Hitting pause on your internal "to-do" list and dropping into a restorative yoga pose can be a deeply soothing experience, especially when you find yourself short on time, yet in need of a reset. Most restorative poses can work as stand-alone postures (no warm-up required!) with the additional benefit of leaving you feeling a little more relaxed and comforted in ten minutes or less.
However, restorative yoga can seem a bit intimidating at first glance. Not because these asanas are physically demanding, but mainly because there can be so many props involved. Sometimes it feels like there's way too much to remember and prepare for, and all for just one little pose. Being still can also feel quite challenging for some people. While kicking back with a glass of wine and watching Netflix might seem like less of a hassle (and yes, sometimes that just might be the right thing to do!), a restorative practice is worth it, I promise.
Maybe you've contemplated incorporating a restorative practice into your daily yoga routine. Perhaps you're a regular restorative yogi looking for a new "this pose makes me kinda sleepy (and-I-like-it)" asana index. No matter where you're coming from, whether you're a restorative newbie, a restorative regular, or somewhere in between, I'd love to share a particularly cozy pose with you called "nesty savasana." I'll guide you through—step by step (blanket by blanket!).
I first discovered "nesty savasana" at a restorative yoga weekend workshop with Anamargret Sanchez. I later discovered that Sanchez first learned it from Judith Hanson Lasater (author of Relax and Renew: Restful Yoga for Stressful Times), who originally called it “side-lying savasana.” Sanchez's nickname for it (nesty savasana, of course) came to her after practicing this pose herself, as it reminded her of a “cozy bird’s nest.”
Sanchez's nickname for it (nesty savasana, of course) came to her after practicing this pose herself, as it reminded her of a “cozy bird’s nest.”
You'll probably learn the majority of nesty savasana's (or side-lying savasana's) benefits simply from practicing it. For me, it inspires a sweet, child-like quality—mainly because in this pose (as you'll learn), you get to hug a bolster. (No matter what, I'm usually reminded rather instantly of what it felt like to be a kid, falling asleep with my favorite teddy bear.)
According to Sanchez, nesty savasana can be a comfortable practice for almost anyone, and it's great for people who aren't normally able to practice supine savasana (like pregnant women or anyone who feels uncomfortable lying face-up for long periods of time). Emotionally, it can provide a sense of safety: "In the nest you're snuggled in; you're in your very own cocoon. It doesn't get much better than that," says Sanchez.
You’ll need up to five blankets, one block, a mat, and a bolster. If you don’t have all of these items you can always get creative. Try using towels instead of blankets, a few thick books instead of a block, or a sofa cushion instead of a bolster. The goal is comfort, and it really won’t matter what tools you use to get there.

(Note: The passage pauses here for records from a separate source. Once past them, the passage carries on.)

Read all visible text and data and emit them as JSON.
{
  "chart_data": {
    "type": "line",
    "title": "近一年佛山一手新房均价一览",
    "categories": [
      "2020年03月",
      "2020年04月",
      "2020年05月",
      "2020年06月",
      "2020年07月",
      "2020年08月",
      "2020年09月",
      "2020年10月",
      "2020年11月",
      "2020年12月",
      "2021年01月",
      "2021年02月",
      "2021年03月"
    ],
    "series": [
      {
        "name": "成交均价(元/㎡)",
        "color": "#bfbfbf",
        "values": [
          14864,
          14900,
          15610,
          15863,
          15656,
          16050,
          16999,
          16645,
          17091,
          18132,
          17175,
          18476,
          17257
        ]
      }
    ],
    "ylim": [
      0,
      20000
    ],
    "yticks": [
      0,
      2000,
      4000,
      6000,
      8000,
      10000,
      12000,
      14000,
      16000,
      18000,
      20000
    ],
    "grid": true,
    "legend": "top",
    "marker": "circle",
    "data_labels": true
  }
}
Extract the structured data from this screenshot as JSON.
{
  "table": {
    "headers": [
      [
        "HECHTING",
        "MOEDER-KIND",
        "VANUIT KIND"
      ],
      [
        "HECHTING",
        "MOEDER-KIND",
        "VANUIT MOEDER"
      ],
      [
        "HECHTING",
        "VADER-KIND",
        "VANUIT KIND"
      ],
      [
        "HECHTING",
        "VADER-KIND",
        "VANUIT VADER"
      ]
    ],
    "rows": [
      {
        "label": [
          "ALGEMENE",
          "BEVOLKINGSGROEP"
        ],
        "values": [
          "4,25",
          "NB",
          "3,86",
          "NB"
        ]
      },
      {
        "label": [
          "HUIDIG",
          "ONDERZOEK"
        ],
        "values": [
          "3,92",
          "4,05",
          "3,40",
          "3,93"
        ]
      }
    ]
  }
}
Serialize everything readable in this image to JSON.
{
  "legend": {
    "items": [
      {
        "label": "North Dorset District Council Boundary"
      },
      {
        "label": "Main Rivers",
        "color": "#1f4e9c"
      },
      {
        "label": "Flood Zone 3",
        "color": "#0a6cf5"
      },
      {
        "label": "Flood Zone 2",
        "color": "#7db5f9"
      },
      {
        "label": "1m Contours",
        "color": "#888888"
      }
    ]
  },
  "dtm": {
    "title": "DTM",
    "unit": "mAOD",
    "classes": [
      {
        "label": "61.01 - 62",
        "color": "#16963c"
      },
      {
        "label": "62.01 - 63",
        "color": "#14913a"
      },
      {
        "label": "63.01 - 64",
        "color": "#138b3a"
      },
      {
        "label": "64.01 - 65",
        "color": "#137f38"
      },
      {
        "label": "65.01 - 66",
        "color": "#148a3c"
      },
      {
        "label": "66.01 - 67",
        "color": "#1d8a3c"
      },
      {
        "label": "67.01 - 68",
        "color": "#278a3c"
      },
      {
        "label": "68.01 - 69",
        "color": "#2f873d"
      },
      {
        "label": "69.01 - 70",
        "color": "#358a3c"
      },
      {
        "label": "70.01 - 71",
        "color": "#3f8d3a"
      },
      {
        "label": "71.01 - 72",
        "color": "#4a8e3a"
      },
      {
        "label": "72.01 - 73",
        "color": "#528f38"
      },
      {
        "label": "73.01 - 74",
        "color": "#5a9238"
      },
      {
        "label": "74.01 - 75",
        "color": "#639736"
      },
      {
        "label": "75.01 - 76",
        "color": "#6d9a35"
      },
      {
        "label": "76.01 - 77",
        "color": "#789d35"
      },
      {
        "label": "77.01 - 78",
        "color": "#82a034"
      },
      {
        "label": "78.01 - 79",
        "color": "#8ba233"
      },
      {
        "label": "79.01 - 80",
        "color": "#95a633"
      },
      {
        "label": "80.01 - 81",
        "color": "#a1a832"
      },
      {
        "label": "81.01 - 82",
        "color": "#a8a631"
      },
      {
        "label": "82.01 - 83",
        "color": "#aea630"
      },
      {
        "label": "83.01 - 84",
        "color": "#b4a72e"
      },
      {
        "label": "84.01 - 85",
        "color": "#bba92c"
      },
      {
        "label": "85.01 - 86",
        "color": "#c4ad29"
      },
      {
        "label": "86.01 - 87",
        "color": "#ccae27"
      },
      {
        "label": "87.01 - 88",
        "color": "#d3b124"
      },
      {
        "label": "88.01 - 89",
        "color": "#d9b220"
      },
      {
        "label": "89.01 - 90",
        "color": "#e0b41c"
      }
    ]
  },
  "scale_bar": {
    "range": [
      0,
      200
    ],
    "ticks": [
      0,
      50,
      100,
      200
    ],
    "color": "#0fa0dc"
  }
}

I recommend practicing nesty savasana (and any restorative pose) in an uncluttered room, wearing your most comfy clothing. Bring a timer along too. You can use your smartphone, or an egg timer (how appropriate for your nest!), set for 10 to 15 minutes.
Okay, enough introduction, right? Gather your props and let's get started.
Set Your Foundational Props. Remember, you'll be lying on your side, so set yourself up according to the side you want to lie on. I'd suggest placing your mat against a wall lengthwise so that you have a little extra support behind you. Fold a couple blankets into squares, as thinly or thickly as you prefer, and place them at the top of your mat (where your head will be). Next, roll a blanket and place it against the wall (where your back will be). Have another blanket (folded into a square) at the ready for step two.
Lie Down. Okay, it just get's better and better from here. Have a block and that extra folded blanket nearby. Lie down on your side and rest your head on the yogi-pillow you created, and feel your back cushioned by the rolled blanket at the wall. Take the folded blanket you prepared earlier and place it between your legs for extra comfort. Next, take your block and place it a few inches in front of your chest at its highest height, and position your bolster on top of it (lengthwise, so that the top end of the bolster is resting on the top of the block).
Nestle In. Hug your bolster with both arms. If a friend is available to assist you, you can ask them to drape another blanket over you for added warmth. Stay here for 10 to 15 minutes, as suggested. You don't have to practice this pose on the opposite side of your body, but you can if you like.
That's it: three steps! You can incorporate this pose into a full restorative sequence or work with it as a stand-alone pose. Once you're done, go ahead and have that glass of wine if you want, watch your favorite show, and coo like a little bird.